Sculptor’s intuition

Robert Brady

Robert Brady’s sculpture “Surveyor”  stands on one leg, demonstrating one of the artist’s favorite qualities of wood as a material: You can make it do tricky balancing acts.

Robert Brady’s sculpture “Surveyor” stands on one leg, demonstrating one of the artist’s favorite qualities of wood as a material: You can make it do tricky balancing acts.

Robert Brady’s exhibit, Mined of My Own, is on view through July 30 at Stremmel Gallery, 1400 S. Virginia St. For information call 786-0558 or visit stremmelgallery.com.

“I like to shoot first and ask questions later,” said Robert Brady over the phone from Berkeley, California. He was talking about making artwork based on intuition, the very idea of which has kind of a bad rap in the academic art world.

“People see it like you’re not really taking ownership in the results,” he said. But Brady, who’s spent a long career in that world, thinks that bad rap is not deserved. He was a member of Wooster High School’s first graduating class in 1964. He has art degrees from two California colleges, and he taught ceramics for over 30 years at California State University, Sacramento. These days, he’s still making sculptures.

“I really believe in trusting these intuitive responses and doing it and making it,” he said, “and then I look at it, and I make a decision about whether I was totally deluded.” He doesn’t mind that the process leads to a few bad drafts here and there.

“We all have an intelligence that’s more than we can tap into or grasp,” Brady added. “It has a way of expressing itself even when we don’t know it’s there. It has great potential.” He appreciates artists who “know how to dig down and find richness and surprise.”

Brady has found that richness and surprise in a lifetime of refining his techniques. He works with clay, metal and, most often, jelutong, a Malaysian wood that’s smooth in grain and just soft enough to carve easily. He’d worked primarily with ceramics until his mid-40s, when his wife asked him to make a cabinet.

“I couldn’t just make a simple cabinet,” he said. “I had to carve a figure out of the door or something.” He fell in love with wood as a material right then and there.
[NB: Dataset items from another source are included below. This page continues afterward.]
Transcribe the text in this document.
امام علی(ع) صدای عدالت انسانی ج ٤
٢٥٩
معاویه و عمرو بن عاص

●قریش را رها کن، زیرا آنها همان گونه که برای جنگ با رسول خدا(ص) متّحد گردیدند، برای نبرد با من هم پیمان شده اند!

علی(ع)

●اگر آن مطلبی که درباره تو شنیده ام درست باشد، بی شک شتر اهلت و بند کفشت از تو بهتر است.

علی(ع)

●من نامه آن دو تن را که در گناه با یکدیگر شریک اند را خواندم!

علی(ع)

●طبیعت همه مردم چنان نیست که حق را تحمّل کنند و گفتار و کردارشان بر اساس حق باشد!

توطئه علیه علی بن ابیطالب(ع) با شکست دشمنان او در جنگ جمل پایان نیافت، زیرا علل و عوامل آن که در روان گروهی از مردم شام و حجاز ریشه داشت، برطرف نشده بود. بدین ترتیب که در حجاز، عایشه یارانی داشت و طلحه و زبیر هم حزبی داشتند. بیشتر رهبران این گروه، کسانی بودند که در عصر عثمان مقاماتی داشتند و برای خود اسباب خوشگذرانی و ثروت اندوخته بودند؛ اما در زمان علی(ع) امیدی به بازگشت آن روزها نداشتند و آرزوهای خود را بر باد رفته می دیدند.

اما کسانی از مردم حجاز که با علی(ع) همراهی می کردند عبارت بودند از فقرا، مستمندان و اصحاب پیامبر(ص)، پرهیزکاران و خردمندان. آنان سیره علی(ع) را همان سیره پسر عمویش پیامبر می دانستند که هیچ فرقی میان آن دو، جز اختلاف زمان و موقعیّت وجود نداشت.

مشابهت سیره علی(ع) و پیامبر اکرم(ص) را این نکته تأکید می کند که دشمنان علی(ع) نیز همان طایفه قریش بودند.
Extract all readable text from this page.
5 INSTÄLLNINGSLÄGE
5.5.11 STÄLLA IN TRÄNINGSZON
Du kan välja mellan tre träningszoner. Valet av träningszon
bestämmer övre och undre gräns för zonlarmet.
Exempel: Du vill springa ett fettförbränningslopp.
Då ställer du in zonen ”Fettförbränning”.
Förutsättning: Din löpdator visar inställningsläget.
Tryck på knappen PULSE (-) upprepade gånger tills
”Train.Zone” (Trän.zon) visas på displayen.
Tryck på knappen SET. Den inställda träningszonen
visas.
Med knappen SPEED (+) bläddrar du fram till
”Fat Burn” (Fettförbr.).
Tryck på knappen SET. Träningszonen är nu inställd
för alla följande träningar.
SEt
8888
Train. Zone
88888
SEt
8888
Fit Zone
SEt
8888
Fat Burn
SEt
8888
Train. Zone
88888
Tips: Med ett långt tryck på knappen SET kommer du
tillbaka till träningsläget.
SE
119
“That was about 30 years ago now,” he said. “I found that the wood allowed me to do things that I wish I could with clay. I could make tenuous connections that would be ridiculous in clay, or outright impossible. There’s an angel in there that’s over six feet tall,” he said, referring to a piece in his current exhibit at Stremmel Gallery, where he has a solo show approximately every two years. The elongated angel is connected to the base with just one leg, an example of a type of construction that would be next to impossible to achieve using clay.

Brady’s subject matter is mostly humans and animals, exaggerated or abstracted. His imagery has hints of cultural influences from many places and many times. Some of his faces could be from Japanese comic books. A few figures have the totem-like stature of some Native American work. A carved head in front of a painted wood panel contains hints of forests and castles, redolent of Brothers Grimm-era European fairy tales.

“In real general terms, the art or the stuff out there that has really fed me on a spiritual level was from non-Western sources,” he said. He likes the energy and the spirit of artwork that’s made for the sake of religion or that “comes from the heart.”

“I’m very aware of contemporary art, modernism or whatever,” he said. “I don’t overlook that kind of thing. I’m able to fold in aspects of that.”

The artwork Brady finds most interesting is based on this: “Somebody took something as a starting point, made something we love to look at.”